Sexuality questions raised at General Synod – Waiapu’s role
Waiapu’s role in debating the issues of the ordination of people in same-sex relationships
Three motions concerning sexuality issues were presented at General Synod / Te Hinota Whanui in Fiji last month: on the blessing of same-gender relationships, on the nature of marriage and on the autonomy of a bishop to make decisions within his diocese
Waiapu’s motion asked General Synod to “affirm the long tradition of episcopal autonomy where discernment for ordination is concerned.” (“In plain language, that’s about a bishop’s right to pick candidates for the priesthood.” Anglican Taonga).

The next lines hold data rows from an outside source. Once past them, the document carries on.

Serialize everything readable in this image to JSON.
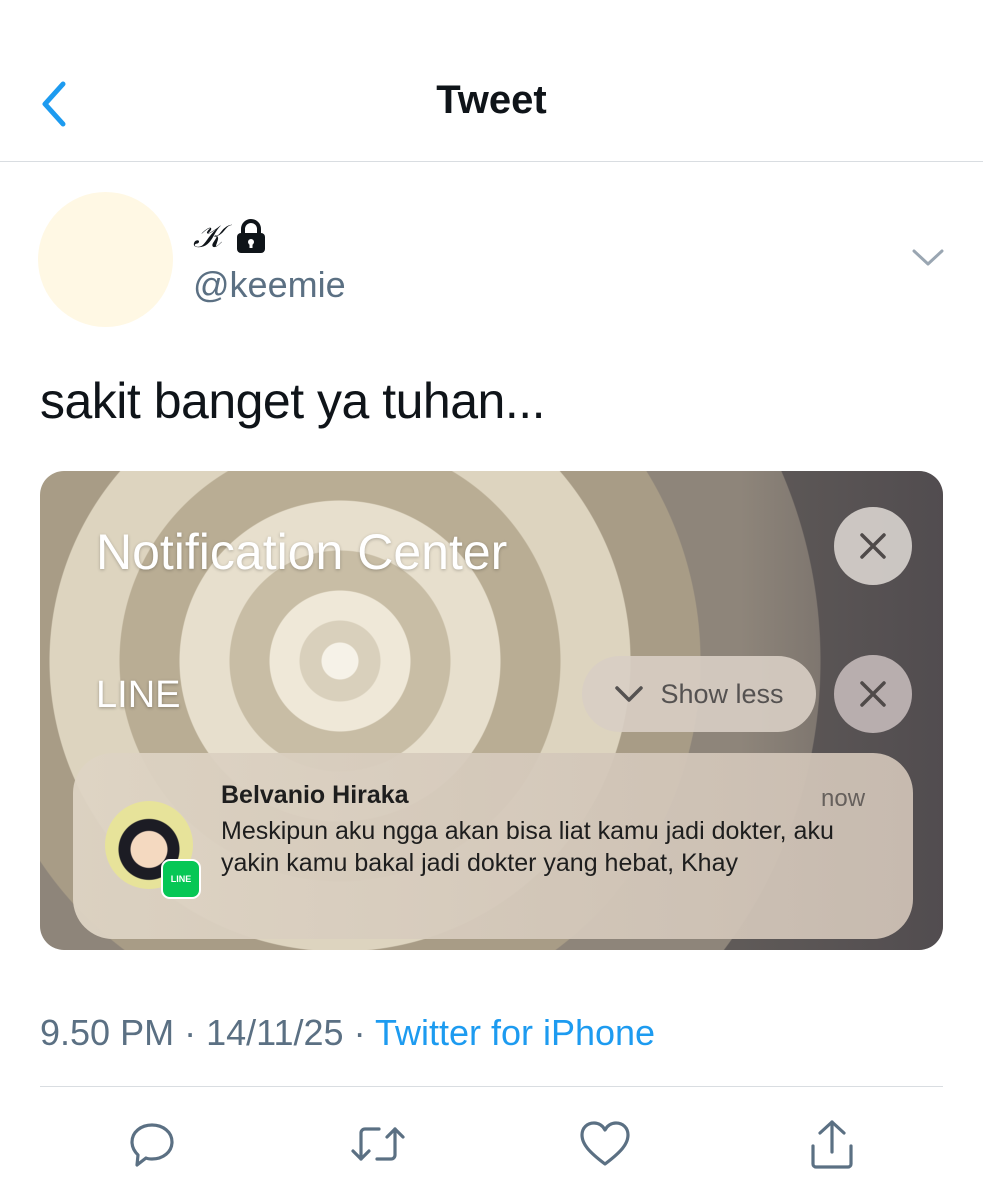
{
  "header": {
    "title": "Tweet"
  },
  "author": {
    "display_name": "𝒦",
    "handle": "@keemie"
  },
  "tweet": {
    "text": "sakit banget ya tuhan..."
  },
  "media": {
    "notification_center_title": "Notification Center",
    "group_label": "LINE",
    "show_less_label": "Show less",
    "notification": {
      "sender": "Belvanio Hiraka",
      "time": "now",
      "body": "Meskipun aku ngga akan bisa liat kamu jadi dokter, aku yakin kamu bakal jadi dokter yang hebat, Khay",
      "app_badge": "LINE"
    }
  },
  "meta": {
    "time": "9.50 PM",
    "separator": "·",
    "date": "14/11/25",
    "source": "Twitter for iPhone"
  },
  "actions": [
    "reply-icon",
    "retweet-icon",
    "like-icon",
    "share-icon"
  ],
  "colors": {
    "accent": "#1d9bf0",
    "secondary_text": "#5b7083",
    "line_green": "#06c755"
  }
}
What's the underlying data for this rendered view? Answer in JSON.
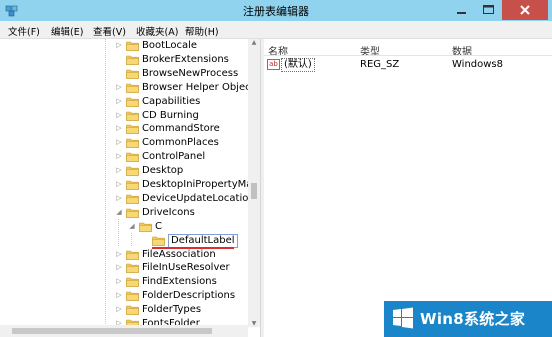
{
  "window": {
    "title": "注册表编辑器"
  },
  "menu": {
    "items": [
      "文件(F)",
      "编辑(E)",
      "查看(V)",
      "收藏夹(A)",
      "帮助(H)"
    ]
  },
  "tree": {
    "items": [
      {
        "label": "BootLocale",
        "arrow": "▷"
      },
      {
        "label": "BrokerExtensions",
        "arrow": ""
      },
      {
        "label": "BrowseNewProcess",
        "arrow": ""
      },
      {
        "label": "Browser Helper Object",
        "arrow": "▷"
      },
      {
        "label": "Capabilities",
        "arrow": "▷"
      },
      {
        "label": "CD Burning",
        "arrow": "▷"
      },
      {
        "label": "CommandStore",
        "arrow": "▷"
      },
      {
        "label": "CommonPlaces",
        "arrow": "▷"
      },
      {
        "label": "ControlPanel",
        "arrow": "▷"
      },
      {
        "label": "Desktop",
        "arrow": "▷"
      },
      {
        "label": "DesktopIniPropertyMa",
        "arrow": "▷"
      },
      {
        "label": "DeviceUpdateLocations",
        "arrow": "▷"
      },
      {
        "label": "DriveIcons",
        "arrow": "◢"
      },
      {
        "label": "C",
        "arrow": "◢"
      },
      {
        "label": "DefaultLabel",
        "arrow": ""
      },
      {
        "label": "FileAssociation",
        "arrow": "▷"
      },
      {
        "label": "FileInUseResolver",
        "arrow": "▷"
      },
      {
        "label": "FindExtensions",
        "arrow": "▷"
      },
      {
        "label": "FolderDescriptions",
        "arrow": "▷"
      },
      {
        "label": "FolderTypes",
        "arrow": "▷"
      },
      {
        "label": "FontsFolder",
        "arrow": "▷"
      }
    ]
  },
  "columns": {
    "name": "名称",
    "type": "类型",
    "data": "数据"
  },
  "values": [
    {
      "icon": "ab",
      "name": "(默认)",
      "type": "REG_SZ",
      "data": "Windows8"
    }
  ],
  "watermark": {
    "text": "Win8系统之家"
  },
  "colors": {
    "titlebar": "#8fd3ef",
    "close_button": "#c7504b",
    "folder": "#f0c859",
    "highlight_line": "#d83030",
    "watermark_bg": "#1a86c9"
  }
}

All three motions specifically referred to implications for same-gender couples in their preambles and/or content, and all three engendered significant anxiety amongst many of those attending GSTHW. The anxiety was predictably around the following kinds of issues:
• We haven’t had enough time to talk!!
• We will undermine the work of the commission
• The church will be divided
• If a bishop were to act precipitously then a Title D complaint would be made and our doctrine would be determined by the judicial committee
While there were some who would have preferred these motions to be withdrawn altogether, it was clearly important that they were presented. All three were scheduled to follow a presentation by Sir Anand Satyanand who spoke about the initial meeting, and planned approach, of the “Ma Whea? Mei Fe Ki Fe? Where To? Commission”, of which he is the chair.
Waiapu were keen to ensure that Sir Anand heard the debates around these motions, as this would be a rare opportunity for him to hear the ways we engaged with each other across dioceses and hui amorangi about these issues.
In the event, only the motion on the nature of marriage was debated in Sir Anand’s presence, as he had to leave the following morning before the Waiapu motion on episcopal autonomy was presented. The motion on the blessing of same-gender relationships was withdrawn. While the length of the debates was somewhat limited, there were contributions from all three tikanga, and from a variety of perspectives. There seems to be a greater sense of urgency about having the conversations, and a belief held by many that the adoption of resolutions similar to these is inevitable so it is important that we focus on ways of moving ahead together.
Waiapu’s motion was presented and tabled until the next general Synod in 2014
Extracts from Jo’s speech moving the motion on episcopal autonomy
This is not something I do lightly, nor do I have any desire to see us divided. As hard as this is for all of us, we still need to talk about this motion, because I believe it goes to the heart of who we are as a Church.
This motion is about who we ordain and about the people who ordain them. It is about people of faith who offer themselves for ministry. It is about God’s people in all our diversity, with all the gifts we have to offer as well as all our shortcomings.
We in this Church have been the beneficiaries of some incredibly faithful and extraordinarily gifted ministry. Some of those gifted people are in committed, loving relationships and others are not, some are homosexual and others are not.
There are some who want to make this a debate about canons and about policies. But canons and policies are meant to be tools; it’s up to us to choose how we use them and whether they become a means of control and restriction.
If we are truly committed to each other and to our faith, we can find ways through together. We have heard about the Commission which has been put in place to help us do this work, and we are fortunate to have this particular group of people who are so willing to listen with us, and to try to find ways ahead.
I would hope that when our collective discernment presents our bishops (and us) with challenging issues, like the ordination of people in same-gender relationships, they (and we) will not retreat in the face of those challenges. My hope is that we will seek ways forward and be prophetic.
I move that this Synod affirms the long tradition and practice of episcopal autonomy in the discernment of a person’s call to ordination.
Extracts from Brian’s seconding of this motion
The Diocese of Waiapu could have framed this motion in ways that never mentioned issues of sexuality. We did not do that because we believe this is a time for honesty.
I know where those who disagree with Waiapu's position are coming from because I've been there myself, and again I want to acknowledge the significance of these conversations for us all.
Waiapu does not want to suggest that bishops have absolute power without constrain or boundaries. However we do believe that it is the role of our bishop to prayerfully discern these matters, in collegiality with the diocese. Bishops in our diocese and numerous others have been fulfilling this role and discerning a call to ordination of many who have been lesbian and gay, including those in loving, committed, same-gender relationships, for decades. And we believe we have all been blessed by the ministries of those people.
Waiapu does have strong guidelines for ordination selection. Candidates are expected to meet a number of criteria, including fidelity and faithfulness within their relationships, but, as our synod confirmed very, very strongly last year, sexual orientation is not one of those criteria.
We do not and never have expected bishops to consult each other about every potential ordinand.